Já faz algum tempo desde a invasão. As guerras civis estão se multiplicando desde a bomba atômica. Nunca vi os EUA tão desesperado em matar russos.
- Ei! Está sonhando acordada de novo?
Monica sempre pegava no meu pé.
- Só estava pensando.
Voltei a servir uma papa horrorosa para as pessoas. Trabalho fazendo serviço comunitário. Após o ataque das bombas, muitas pessoas ficaram sem casas e até mesmo sem alimento. Faço hora extra ajudando na cantina do shopping abandonado.
- Assim está melhor.
Assim que meu turno acabou, passei pela análise infecciosa para ver se tinha sido exposta a algum tipo de radiação ou vírus. Após a inspeção, fui para casa em um ônibus compartilhado.
- Oi! Chegou tarde, de novo.
- Adivinha!
Minha mãe riu e beijou minha testa colocando um prato de biscoito em cima da mesa.
- Ele não te deu o macarrão né?
Perguntei olhando os biscoitos.
- Está sendo muito difícil...as lojas foram saqueadas e é tudo o que ele tem.

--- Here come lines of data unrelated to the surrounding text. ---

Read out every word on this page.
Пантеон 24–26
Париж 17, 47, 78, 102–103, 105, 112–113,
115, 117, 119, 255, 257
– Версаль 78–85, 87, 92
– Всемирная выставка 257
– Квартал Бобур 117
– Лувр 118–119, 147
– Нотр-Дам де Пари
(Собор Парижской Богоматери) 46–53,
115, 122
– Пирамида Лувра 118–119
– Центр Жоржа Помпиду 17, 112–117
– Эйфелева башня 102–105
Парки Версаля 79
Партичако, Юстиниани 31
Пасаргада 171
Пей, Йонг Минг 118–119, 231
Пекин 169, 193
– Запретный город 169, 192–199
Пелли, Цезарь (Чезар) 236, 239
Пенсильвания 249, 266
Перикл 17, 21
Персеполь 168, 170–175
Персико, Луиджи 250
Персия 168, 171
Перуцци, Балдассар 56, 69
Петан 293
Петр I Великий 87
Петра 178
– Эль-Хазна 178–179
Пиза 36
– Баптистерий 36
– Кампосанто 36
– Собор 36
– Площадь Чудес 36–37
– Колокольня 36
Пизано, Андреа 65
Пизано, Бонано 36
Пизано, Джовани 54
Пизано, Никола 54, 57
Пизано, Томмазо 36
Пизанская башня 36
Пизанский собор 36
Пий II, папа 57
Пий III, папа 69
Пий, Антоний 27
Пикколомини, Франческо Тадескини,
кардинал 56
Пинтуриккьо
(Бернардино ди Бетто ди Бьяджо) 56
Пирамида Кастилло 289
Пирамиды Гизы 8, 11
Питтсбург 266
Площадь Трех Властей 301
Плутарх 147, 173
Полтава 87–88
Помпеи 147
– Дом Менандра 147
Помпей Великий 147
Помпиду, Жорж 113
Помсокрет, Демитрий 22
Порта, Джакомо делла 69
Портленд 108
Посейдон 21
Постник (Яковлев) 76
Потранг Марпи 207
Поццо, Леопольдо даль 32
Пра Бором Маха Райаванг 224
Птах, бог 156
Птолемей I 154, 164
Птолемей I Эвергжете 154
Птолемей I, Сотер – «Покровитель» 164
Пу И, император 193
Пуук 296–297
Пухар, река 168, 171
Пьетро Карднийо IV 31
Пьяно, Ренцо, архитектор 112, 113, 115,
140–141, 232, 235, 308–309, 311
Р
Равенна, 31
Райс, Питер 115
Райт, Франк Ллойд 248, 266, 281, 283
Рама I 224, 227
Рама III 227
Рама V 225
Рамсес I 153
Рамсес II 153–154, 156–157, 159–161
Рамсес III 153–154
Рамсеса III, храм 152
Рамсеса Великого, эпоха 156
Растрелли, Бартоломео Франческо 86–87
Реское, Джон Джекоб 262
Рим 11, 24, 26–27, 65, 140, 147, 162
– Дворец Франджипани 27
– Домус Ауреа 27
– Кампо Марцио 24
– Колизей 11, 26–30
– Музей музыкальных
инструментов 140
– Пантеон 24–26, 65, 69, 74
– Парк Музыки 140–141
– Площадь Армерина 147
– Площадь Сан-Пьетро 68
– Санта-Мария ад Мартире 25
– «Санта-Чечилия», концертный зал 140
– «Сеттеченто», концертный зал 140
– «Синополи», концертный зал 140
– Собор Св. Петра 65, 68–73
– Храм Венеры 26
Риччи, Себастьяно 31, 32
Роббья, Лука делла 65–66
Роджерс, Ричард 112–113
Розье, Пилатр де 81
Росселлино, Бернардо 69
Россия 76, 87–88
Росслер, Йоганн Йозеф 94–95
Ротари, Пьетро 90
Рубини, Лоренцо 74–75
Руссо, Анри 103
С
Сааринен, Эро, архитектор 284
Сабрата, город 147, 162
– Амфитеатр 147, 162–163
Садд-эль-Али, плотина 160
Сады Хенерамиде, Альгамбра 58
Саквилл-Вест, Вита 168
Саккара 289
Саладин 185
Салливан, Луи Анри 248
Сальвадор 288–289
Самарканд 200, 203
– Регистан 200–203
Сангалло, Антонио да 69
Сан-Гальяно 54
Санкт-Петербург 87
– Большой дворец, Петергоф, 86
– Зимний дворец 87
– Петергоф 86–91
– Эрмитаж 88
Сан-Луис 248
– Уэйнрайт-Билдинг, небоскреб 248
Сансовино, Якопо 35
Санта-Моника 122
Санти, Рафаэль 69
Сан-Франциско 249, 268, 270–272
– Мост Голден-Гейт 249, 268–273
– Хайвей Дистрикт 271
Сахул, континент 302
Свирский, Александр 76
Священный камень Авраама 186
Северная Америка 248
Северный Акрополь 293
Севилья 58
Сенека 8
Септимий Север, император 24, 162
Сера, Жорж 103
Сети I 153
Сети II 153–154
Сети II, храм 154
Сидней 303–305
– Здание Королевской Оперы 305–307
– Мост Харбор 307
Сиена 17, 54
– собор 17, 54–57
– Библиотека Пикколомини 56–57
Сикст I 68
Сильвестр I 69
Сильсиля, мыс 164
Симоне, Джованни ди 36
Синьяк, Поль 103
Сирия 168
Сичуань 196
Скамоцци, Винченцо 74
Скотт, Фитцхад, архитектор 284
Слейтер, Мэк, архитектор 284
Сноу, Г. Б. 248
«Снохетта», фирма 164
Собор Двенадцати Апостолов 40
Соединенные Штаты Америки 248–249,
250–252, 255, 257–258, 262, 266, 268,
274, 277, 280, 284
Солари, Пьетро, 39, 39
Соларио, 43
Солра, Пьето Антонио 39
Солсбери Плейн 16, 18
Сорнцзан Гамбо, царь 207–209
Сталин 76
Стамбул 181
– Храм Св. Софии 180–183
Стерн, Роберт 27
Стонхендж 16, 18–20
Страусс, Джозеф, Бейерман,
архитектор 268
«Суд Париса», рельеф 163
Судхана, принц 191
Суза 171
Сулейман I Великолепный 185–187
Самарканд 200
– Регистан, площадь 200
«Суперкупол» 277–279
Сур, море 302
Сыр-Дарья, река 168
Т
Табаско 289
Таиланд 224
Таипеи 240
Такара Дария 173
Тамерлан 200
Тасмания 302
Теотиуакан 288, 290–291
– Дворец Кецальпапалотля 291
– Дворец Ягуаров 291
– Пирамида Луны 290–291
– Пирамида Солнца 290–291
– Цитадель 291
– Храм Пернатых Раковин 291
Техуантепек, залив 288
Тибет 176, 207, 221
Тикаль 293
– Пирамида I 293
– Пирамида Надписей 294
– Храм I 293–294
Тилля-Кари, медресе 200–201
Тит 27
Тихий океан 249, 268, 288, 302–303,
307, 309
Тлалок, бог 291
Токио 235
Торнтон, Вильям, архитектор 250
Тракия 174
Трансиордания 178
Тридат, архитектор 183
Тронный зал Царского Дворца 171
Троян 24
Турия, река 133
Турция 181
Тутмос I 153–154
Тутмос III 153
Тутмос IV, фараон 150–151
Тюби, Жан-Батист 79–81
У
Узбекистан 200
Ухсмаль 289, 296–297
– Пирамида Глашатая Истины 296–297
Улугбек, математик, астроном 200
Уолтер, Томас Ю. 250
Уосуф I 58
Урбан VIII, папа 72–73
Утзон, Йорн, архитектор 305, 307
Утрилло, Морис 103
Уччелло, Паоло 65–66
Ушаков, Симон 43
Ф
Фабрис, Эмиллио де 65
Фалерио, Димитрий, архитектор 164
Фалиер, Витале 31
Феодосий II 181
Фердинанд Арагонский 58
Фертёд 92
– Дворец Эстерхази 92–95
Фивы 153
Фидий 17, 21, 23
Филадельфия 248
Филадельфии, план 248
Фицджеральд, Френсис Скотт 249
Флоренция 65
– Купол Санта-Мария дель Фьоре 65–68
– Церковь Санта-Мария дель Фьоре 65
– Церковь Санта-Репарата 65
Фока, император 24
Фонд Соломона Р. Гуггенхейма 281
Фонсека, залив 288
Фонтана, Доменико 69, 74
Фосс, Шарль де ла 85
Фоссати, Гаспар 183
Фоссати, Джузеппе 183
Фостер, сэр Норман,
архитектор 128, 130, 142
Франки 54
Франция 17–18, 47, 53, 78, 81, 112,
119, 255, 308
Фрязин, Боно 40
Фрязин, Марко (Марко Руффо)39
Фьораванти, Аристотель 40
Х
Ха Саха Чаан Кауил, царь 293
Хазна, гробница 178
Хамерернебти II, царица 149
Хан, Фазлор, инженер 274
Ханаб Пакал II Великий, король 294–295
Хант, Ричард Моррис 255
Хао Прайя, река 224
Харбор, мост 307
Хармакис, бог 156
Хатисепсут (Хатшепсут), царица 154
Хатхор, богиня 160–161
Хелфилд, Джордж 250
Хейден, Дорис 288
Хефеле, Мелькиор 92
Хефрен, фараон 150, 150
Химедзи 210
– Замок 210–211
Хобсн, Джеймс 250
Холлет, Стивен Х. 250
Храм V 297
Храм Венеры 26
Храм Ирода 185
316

- Ou é por que estamos sem dinheiro?
Ela ficou triste quando eu disse sobre o dinheiro, mas não tinha como evitar, Jason pega o dinheiro para sair com os amigos e nem pensa na gente.
- Mãe, está ficando fora de controle! Ele não pode fazer isso!
- Samantha, a conversa acaba aqui.
Ela saiu da cozinha em direção ao quarto.
Jason Meu irmão mais velho. Ele merece apodrecer nas celas do ministério.
- Chegou tarde hoje.
Disse Jason entrando na cozinha.
- E você também, estava usando droga com os seus amigos retardados?
- Eles não são retardados, e sim, eu estava usando.
- Você é ridículo sabia?
- É, você deixa isso bem claro.
Ele sorriu e subiu para o quarto.
As coisas estavam difíceis para as pessoas que moravam na parte norte da cidade. Os sulistas são os beneficiados, pelo menos é assim que nós os chamamos. Eu acho que eles tem total apoio do ministério, enquanto nos somos esquecidos e abandonados.
- O que acha?
Olhei minha mãe com um vestido na mão.
- Perdão?
- De novo? Esqueceu os seus remédios?
- Pode ser, acordei atrasada hoje.
Ela colocou a mão no rosto e pegou os remédios para mim. Peguei um copo de água e tomei os remédios.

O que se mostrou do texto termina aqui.